Be a good chap and put it in plain English next time please.
(That said, it’s getting late in Blighty, so it might have to wait until tomorrow)
75% of refugees are men. They’re not fleeing to take care of their families. They’re abandoning their families in a war zone or in refugee camps because they want welfare and are too cowardly to fight.
And as usual I do notice that the ones that concentrate on the grammar of an opponent do not have much to counter against the points of the opponent.
BTW it is clear that your confusion came from your sorry idea that refugees=terrorists.
What I said was that I was thinking about the British troops that are training the fighters that are currently fighting against Daesh (ISIS) and the airmen (What ISIS or terrorist airmen?) that are hitting them for awhile now. They (the British troops, and nowhere in the post I referred to the refugees) for sure do keep those examples of terror attacks that you mentioned in their minds.
The subject was the British troops training the fighters, and the British airmen, Daesh was mentioned only as their target.

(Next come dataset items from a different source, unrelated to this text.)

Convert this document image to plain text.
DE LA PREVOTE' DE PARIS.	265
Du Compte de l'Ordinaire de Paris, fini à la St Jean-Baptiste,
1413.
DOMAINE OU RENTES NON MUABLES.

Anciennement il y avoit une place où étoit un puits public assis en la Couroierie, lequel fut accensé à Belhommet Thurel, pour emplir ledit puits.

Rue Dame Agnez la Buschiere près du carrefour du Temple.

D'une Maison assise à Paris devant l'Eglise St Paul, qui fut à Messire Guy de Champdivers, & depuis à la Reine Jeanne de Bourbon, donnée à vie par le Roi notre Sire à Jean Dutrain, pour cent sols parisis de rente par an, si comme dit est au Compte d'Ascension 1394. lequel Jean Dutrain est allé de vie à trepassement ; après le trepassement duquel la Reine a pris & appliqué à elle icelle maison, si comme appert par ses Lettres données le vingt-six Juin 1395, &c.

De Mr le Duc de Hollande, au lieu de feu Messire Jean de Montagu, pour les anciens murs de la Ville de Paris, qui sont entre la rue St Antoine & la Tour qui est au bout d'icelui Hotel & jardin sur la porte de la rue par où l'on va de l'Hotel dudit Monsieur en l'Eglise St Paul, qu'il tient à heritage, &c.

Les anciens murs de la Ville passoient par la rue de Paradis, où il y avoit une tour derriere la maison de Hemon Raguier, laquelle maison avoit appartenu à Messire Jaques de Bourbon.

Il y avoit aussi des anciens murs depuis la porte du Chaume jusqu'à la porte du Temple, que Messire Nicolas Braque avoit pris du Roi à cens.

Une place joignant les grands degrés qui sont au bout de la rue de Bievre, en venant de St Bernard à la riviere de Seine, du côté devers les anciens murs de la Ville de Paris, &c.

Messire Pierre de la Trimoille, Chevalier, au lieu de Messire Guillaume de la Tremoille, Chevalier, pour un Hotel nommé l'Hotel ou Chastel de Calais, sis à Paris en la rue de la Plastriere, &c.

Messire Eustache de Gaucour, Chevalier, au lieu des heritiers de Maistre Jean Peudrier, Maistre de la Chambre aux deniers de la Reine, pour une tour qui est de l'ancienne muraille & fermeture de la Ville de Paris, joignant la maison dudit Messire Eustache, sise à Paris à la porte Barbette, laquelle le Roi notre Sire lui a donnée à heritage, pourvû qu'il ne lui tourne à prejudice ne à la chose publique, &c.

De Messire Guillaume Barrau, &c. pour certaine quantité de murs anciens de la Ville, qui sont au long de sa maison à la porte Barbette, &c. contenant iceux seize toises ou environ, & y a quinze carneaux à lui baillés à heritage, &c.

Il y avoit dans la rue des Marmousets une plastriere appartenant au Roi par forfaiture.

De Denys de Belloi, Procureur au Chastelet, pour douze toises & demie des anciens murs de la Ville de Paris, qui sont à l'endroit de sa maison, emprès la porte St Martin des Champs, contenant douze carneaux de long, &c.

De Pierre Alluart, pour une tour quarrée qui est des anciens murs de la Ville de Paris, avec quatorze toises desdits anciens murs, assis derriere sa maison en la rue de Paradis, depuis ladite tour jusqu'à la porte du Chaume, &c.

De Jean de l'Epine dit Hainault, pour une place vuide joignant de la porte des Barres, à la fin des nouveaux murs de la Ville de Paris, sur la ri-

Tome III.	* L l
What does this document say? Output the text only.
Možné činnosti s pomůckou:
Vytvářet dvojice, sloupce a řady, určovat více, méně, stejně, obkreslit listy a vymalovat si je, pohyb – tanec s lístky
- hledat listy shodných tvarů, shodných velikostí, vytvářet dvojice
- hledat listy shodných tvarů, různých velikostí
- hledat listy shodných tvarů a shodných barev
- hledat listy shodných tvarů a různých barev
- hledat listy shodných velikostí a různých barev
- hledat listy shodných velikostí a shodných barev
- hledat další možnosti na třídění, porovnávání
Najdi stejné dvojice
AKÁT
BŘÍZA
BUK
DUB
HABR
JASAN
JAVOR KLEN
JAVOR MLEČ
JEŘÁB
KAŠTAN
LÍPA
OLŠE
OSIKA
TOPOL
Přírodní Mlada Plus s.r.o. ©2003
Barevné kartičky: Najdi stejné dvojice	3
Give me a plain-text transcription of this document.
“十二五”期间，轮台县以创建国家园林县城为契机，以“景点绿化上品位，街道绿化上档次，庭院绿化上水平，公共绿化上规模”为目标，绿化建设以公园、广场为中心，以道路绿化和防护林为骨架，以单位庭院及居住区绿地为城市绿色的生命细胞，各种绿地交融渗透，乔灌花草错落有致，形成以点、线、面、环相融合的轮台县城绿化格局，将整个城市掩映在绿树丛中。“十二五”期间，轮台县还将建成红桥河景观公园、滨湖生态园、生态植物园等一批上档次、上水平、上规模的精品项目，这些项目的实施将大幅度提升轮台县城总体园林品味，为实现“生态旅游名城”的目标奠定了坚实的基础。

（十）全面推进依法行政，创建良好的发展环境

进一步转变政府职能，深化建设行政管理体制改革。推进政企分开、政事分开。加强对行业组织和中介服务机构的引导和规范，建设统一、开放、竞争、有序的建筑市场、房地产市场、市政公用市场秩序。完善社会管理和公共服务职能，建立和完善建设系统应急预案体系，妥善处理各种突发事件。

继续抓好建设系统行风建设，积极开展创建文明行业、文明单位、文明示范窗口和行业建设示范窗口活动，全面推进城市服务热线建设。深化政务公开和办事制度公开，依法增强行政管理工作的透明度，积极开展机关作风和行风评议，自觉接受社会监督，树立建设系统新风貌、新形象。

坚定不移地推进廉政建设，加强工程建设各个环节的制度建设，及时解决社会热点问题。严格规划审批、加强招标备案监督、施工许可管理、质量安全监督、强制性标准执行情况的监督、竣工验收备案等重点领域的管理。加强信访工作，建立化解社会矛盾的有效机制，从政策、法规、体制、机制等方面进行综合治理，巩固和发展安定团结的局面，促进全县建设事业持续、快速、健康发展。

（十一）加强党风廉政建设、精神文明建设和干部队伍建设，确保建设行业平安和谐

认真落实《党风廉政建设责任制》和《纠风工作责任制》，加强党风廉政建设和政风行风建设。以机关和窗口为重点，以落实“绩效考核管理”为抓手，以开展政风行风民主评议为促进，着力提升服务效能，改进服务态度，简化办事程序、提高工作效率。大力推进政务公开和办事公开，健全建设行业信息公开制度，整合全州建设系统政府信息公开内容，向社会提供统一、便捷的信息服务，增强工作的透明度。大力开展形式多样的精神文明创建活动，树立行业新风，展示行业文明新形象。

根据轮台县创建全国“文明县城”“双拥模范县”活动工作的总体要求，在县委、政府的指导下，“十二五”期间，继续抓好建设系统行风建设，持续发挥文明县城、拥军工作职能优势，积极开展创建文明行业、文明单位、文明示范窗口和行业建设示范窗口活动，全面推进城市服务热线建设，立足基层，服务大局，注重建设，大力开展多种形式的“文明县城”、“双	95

So much ignorance, many are indeed sent away by their families so they will not be captured and forced to take sides that they do not believe in. Indeed, men with an age to become cannon fodder.
True history: when WWI took place one of my ancestors was given just a belt with some gold coins hidden and told to leave, his family did not believe in the cause the Ottoman Empire was embarking to but they thought that the elderly and the ones left farming would be left basically alone. As it happened his journey involved working in ships that eventually took him to a small Central American nation.
Speaking about cowardice, one should point out that a lot of what is happening is caused by people not having weapons, support or training. What you call cowardice in reality was demanding that they commit suicide. No thanks. And the problem would remain, we would not be sure what side would end up getting the weapons and the allegiance of the ones being trained. Better IMHO to get any would be forced fighters away from the conflict.
If I didn’t know better, I would think that was satire.
“Sent away by their families?”
In traditional cultures like Syria, men are the heads of their families. They alone enjoy agency and are exclusively responsible for their actions. They left because they chose to, not because they were forced. And as for being captured, a young healthy man is far less likely to be captured than any other class of person. The migrants flooding into Europe are those with the least need to do so.
Men being cannonfodder is par for the course of history. Better that Syrian men die for the problems of their country and their culture than American troops.
“Not having weapons?”
I mean, I’m a second amendment absolutist like many Americans. But if Syrians didn’t arm themselves, that’s no one’s fault but their own. It isn’t the West’s responsibility to make up for Syrian’s cowardice and lack of planning.
It’s still cowardice to flee from danger, even if fighting is difficult and dangerous.